Thursday 18 April 2013

Eamon Gilmore, Michael O'Leary and the late Bettino Craxi

It was suggested in the Dáíl today that Labour Party Leader, Tánaiste & Minister for Foreign Affairs Eamon Gilmore should consider following the example of his predecessor, Michael O’Leary, who moved on from the half-way house that is being in coalition with Fine Gael and actually joined Fine Gael in October 1982.

Michael O’Leary who was, as far as we know, no relation to Ryanair’s esteemed CEO, was one of those great unheroic figures.

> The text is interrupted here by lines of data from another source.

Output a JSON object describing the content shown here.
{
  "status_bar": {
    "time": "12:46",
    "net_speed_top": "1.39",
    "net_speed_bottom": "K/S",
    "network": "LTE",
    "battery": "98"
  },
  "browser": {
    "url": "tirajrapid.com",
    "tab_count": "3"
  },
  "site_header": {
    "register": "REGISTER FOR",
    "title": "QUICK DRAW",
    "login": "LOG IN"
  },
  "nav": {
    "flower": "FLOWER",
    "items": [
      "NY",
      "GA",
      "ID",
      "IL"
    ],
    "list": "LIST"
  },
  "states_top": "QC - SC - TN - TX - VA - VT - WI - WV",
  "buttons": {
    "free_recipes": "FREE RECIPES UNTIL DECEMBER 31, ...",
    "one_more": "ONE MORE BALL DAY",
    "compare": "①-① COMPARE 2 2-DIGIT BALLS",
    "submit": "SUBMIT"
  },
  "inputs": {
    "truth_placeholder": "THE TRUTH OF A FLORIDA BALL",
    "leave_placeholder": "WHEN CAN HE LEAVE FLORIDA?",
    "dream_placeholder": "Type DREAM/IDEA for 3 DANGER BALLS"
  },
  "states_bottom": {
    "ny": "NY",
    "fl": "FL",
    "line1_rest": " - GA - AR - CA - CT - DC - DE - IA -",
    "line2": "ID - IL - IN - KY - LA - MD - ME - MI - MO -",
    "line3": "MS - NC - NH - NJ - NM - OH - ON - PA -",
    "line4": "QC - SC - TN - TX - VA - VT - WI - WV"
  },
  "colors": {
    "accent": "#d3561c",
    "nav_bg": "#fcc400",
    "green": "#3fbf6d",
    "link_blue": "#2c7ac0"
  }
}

While Mr O’Leary was leader of the Irish Labour Party (1981-82) his counterpart in Italy was Bettino Craxi, leader of the Italian Socialist Party, whose political end was even more ignominious. 
Below is the elegy I wrote when Bettino Craxi died, back in the year two thousand. It was originally published on Irish Left Review to celebrate the entry of Eamon Gilmore’s Labour Party into this most recent coalition.  http://www.irishleftreview.org/2011/03/05/elegy-bettino-craxi-19342000/

 
                      Elegy for Bettino Craxi (1934-2000)
                      - Bettino Craxi was leader of the Italian Socialist Party and Prime Minister.  
                                He went  into exile in 1994 following an investigation into corruption allegations
                                and died in Tunisia.

                      Poor Bettino Craxi, you’ve been taken to your grave
                      and we won’t see your likes again.
                      Your social democratic bones were barely cold
                      when your obituaries began to bitch.
                      All week long it’s been bitch, bitch, bitch.
                      But the rabble who’ve dragged your name through dirt
                      wouldn’t know justice if it wrapped them up,
                      all nice and safe, in a concrete overcoat.

                      From that hot night at the Hotel Midas, Rome
                      when you first got your paws on the laurels of office
                      you were guilty of nothing but doing the unthinkable
                      so loud, the voters heard about it.
                      You made quick work of the hammer and sickle:
                      “Outdated, misplaced, irrelevant to the real needs.”
                      Your single red carnation had such style
                       it made Blair and Mandelson cry.

                       Done with ideology, it was time
                       to bring on the dwarves, the dancing girls.
                       You gave them what they wanted,
                       filled the party with the people
                       any realist must do business with.
                       Pop intellectuals joined dubious financiers
                       and bogus architects. Oprah Winfrey
                       met Bernie Madoff in a house designed
                       by Ruari Quinn, and talked Italian for a bit
                       with the more vulgar fringes of the new rich.

                      Too many workers’ representatives
                      settle for just a share of the profits.
                      You weren’t satisfied with a bigger slice.
                      You took the lot, and kept it all for yourself.
                      And we will see your likes again.